Need an index structure that reduces comparisons while keeping accuracy high → Approximate Nearest Neighbor (ANN).

HNSW: A Graph-Based ANN Structure

HNSW builds a multi-layer graph where:

• Nodes = data points (vectors)
• Edges = connections to “neighbor” nodes in vector space

Key idea:
Instead of exhaustively checking every vector, walk the graph from a high-level overview down to fine-grained neighborhoods.

The Hierarchical Structure

HNSW organizes data into layers:

• Top layers: Sparse graph, long-range connections, few nodes
• Bottom layer: Dense graph, local neighborhood connections

When searching:

1. Start at the top layer at a random entry point
2. Greedily move to the neighbor that is closest to the query
3. Drop down a layer and repeat until reaching layer 0
4. At layer 0, do a localized search in a candidate set to refine results

This navigable small-world property means you jump across large areas quickly, then zoom in.

Building the Graph

When inserting a vector:

1. Assign it a random maximum layer (probabilistic skip-list style)
2. Insert it into each layer up to its max
3. Connect it to M nearest existing nodes in that layer (parameter M)
4. Maintain bidirectional edges for navigability

Parameters:

• M: number of bi-directional connections per node (graph connectivity)
• efConstruction: size of candidate list during insertion (higher = more accurate but slower build)

Searching the Graph

Parameters:

• efSearch: size of candidate list during search (higher = better recall, slower)

Steps:

1. Start at top layer with entry point
2. Greedy search for the closest node in that layer
3. Move down one layer, use previous closest node as new entry
4. At bottom layer (layer 0), explore neighbors until efSearch candidates are evaluated
5. Return top-k nearest

Time Complexity:

• In practice: hops
• Each hop only checks a small fraction of points

Why It’s Fast

• Logarithmic traversal: Layers reduce search space exponentially
• Small-world property: Long links allow quick “teleports” across vector space
• Local refinement: Only a small set of points are compared in detail
• Cache efficiency: Neighbor lists fit in CPU cache, minimizing memory latency

Example in Practice

# Milvus index config:
index_params = { 
  "index_type": "HNSW", 
  "metric_type": "cosine", 
  "params": {"M": 16, "efConstruction": 200}
} 
collection.create_index("embedding", index_params)

# Search config
search_params = {
  "metric_type": "cosine", 
  "params": {"ef": 64}
} 
results = collection.search([query_vec], "embedding", search_params, limit=10)

# Milvus index config:
index_params = { 
  "index_type": "HNSW", 
  "metric_type": "cosine", 
  "params": {"M": 16, "efConstruction": 200}
} 
collection.create_index("embedding", index_params)

# Search config
search_params = {
  "metric_type": "cosine", 
  "params": {"ef": 64}
} 
results = collection.search([query_vec], "embedding", search_params, limit=10)

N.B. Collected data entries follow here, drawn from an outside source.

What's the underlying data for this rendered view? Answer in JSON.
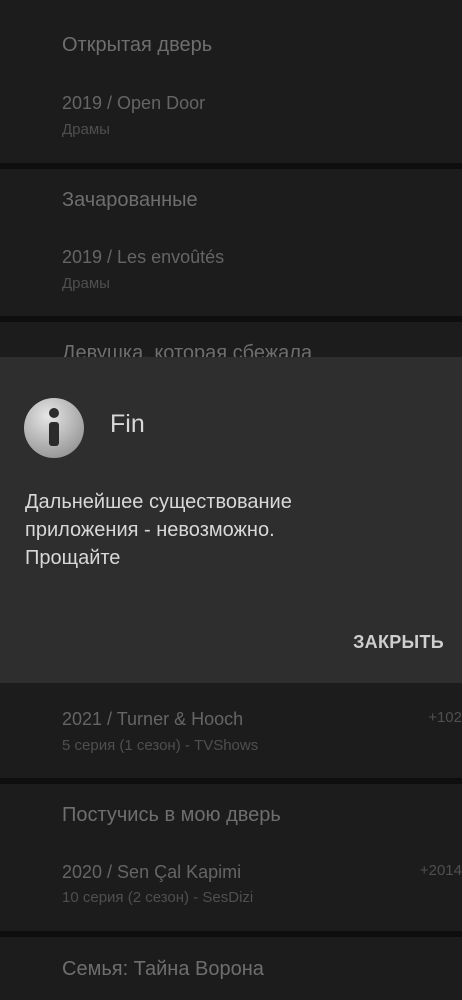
{
  "list": {
    "items": [
      {
        "title": "Открытая дверь",
        "subtitle": "2019 / Open Door",
        "meta": "Драмы",
        "extra": ""
      },
      {
        "title": "Зачарованные",
        "subtitle": "2019 / Les envoûtés",
        "meta": "Драмы",
        "extra": ""
      },
      {
        "title": "Девушка, которая сбежала",
        "subtitle": "",
        "meta": "",
        "extra": ""
      },
      {
        "title": "",
        "subtitle": "2021 / Turner & Hooch",
        "meta": "5 серия (1 сезон) - TVShows",
        "extra": "+102"
      },
      {
        "title": "Постучись в мою дверь",
        "subtitle": "2020 / Sen Çal Kapimi",
        "meta": "10 серия (2 сезон) - SesDizi",
        "extra": "+2014"
      },
      {
        "title": "Семья: Тайна Ворона",
        "subtitle": "",
        "meta": "",
        "extra": ""
      }
    ]
  },
  "dialog": {
    "icon": "info-icon",
    "title": "Fin",
    "message": "Дальнейшее существование\nприложения - невозможно.\nПрощайте",
    "close_label": "ЗАКРЫТЬ"
  }
}
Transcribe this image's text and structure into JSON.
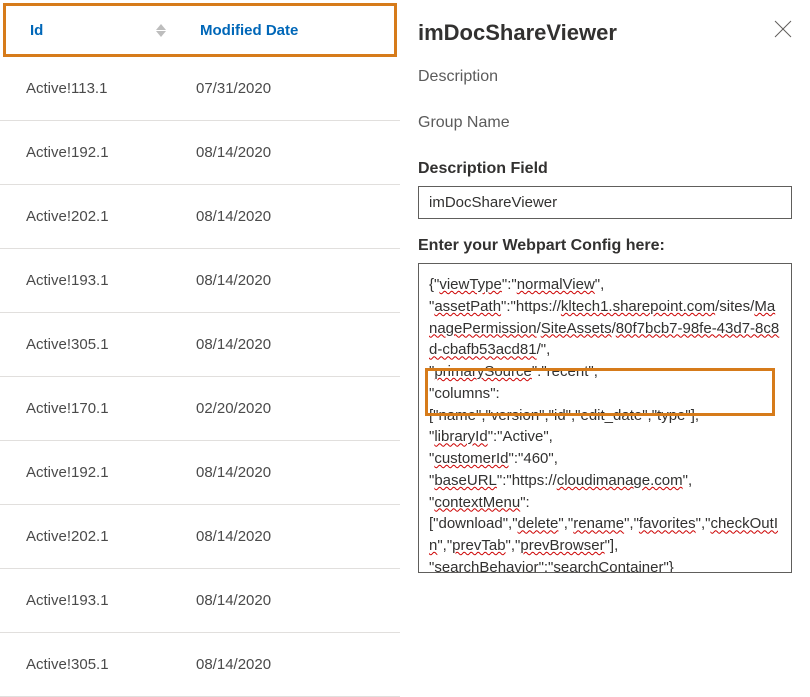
{
  "table": {
    "headers": {
      "id": "Id",
      "modified": "Modified Date"
    },
    "rows": [
      {
        "id": "Active!113.1",
        "date": "07/31/2020"
      },
      {
        "id": "Active!192.1",
        "date": "08/14/2020"
      },
      {
        "id": "Active!202.1",
        "date": "08/14/2020"
      },
      {
        "id": "Active!193.1",
        "date": "08/14/2020"
      },
      {
        "id": "Active!305.1",
        "date": "08/14/2020"
      },
      {
        "id": "Active!170.1",
        "date": "02/20/2020"
      },
      {
        "id": "Active!192.1",
        "date": "08/14/2020"
      },
      {
        "id": "Active!202.1",
        "date": "08/14/2020"
      },
      {
        "id": "Active!193.1",
        "date": "08/14/2020"
      },
      {
        "id": "Active!305.1",
        "date": "08/14/2020"
      }
    ]
  },
  "panel": {
    "title": "imDocShareViewer",
    "descriptionLabel": "Description",
    "groupNameLabel": "Group Name",
    "descriptionFieldLabel": "Description Field",
    "descriptionFieldValue": "imDocShareViewer",
    "configLabel": "Enter your Webpart Config here:",
    "config": {
      "line1a": "{\"",
      "viewType": "viewType",
      "line1b": "\":\"",
      "normalView": "normalView",
      "line1c": "\",",
      "assetPath": "assetPath",
      "url_seg1": "kltech1.sharepoint.com",
      "url_seg2": "ManagePermission",
      "url_seg3": "SiteAssets",
      "url_seg4": "80f7bcb7-98fe-43d7-8c8d-cbafb53acd81",
      "primarySource": "primarySource",
      "columns": "columns",
      "columns_list": "[\"name\",\"version\",\"id\",\"edit_date\",\"type\"],",
      "libraryId": "libraryId",
      "libraryId_v": "\":\"Active\",",
      "customerId": "customerId",
      "customerId_v": "\":\"460\",",
      "baseURL": "baseURL",
      "cloudimanage": "cloudimanage.com",
      "contextMenu": "contextMenu",
      "cm_delete": "delete",
      "cm_rename": "rename",
      "cm_favorites": "favorites",
      "cm_checkOutIn": "checkOutIn",
      "cm_prevTab": "prevTab",
      "cm_prevBrowser": "prevBrowser",
      "searchBehavior": "searchBehavior",
      "searchContainer": "searchContainer"
    }
  }
}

• M=16: 16 connections per node
• efConstruction=200: Higher build-time accuracy
• ef=64: Good balance between recall and latency in search

Trade-Offs

• Memory usage: HNSW keeps all vectors + graph connections in RAM
• Build time: Higher accuracy means slower indexing
• Updates: Insertion is possible but frequent deletes can be costly (graph rebalancing)
• Dimensionality curse: Still suffers at extreme dimensions (>1,000) unless vectors are compressed (e.g., PQ, OPQ)

Beyond HNSW

While HNSW dominates in open-source vector DBs, alternatives exist:

• IVF-PQ (Inverted File + Product Quantization) – great for disk-based large-scale
• ScaNN – optimized for TPU/GPU
• Annoy – Spotify’s tree-based approach, low memory

Many production systems use hybrid strategies — e.g., IVF for partitioning + HNSW for local search.

Closing Thoughts

HNSW is the workhorse behind modern semantic search — powering recommendations, RAG pipelines, and image search across billions of vectors.
It’s not perfect (memory-heavy, CPU-bound), but for in-memory high-recall search, it’s unmatched.

The next wave will likely be disk-backed hybrid HNSW + compression, making it feasible to handle trillions of vectors without sacrificing latency.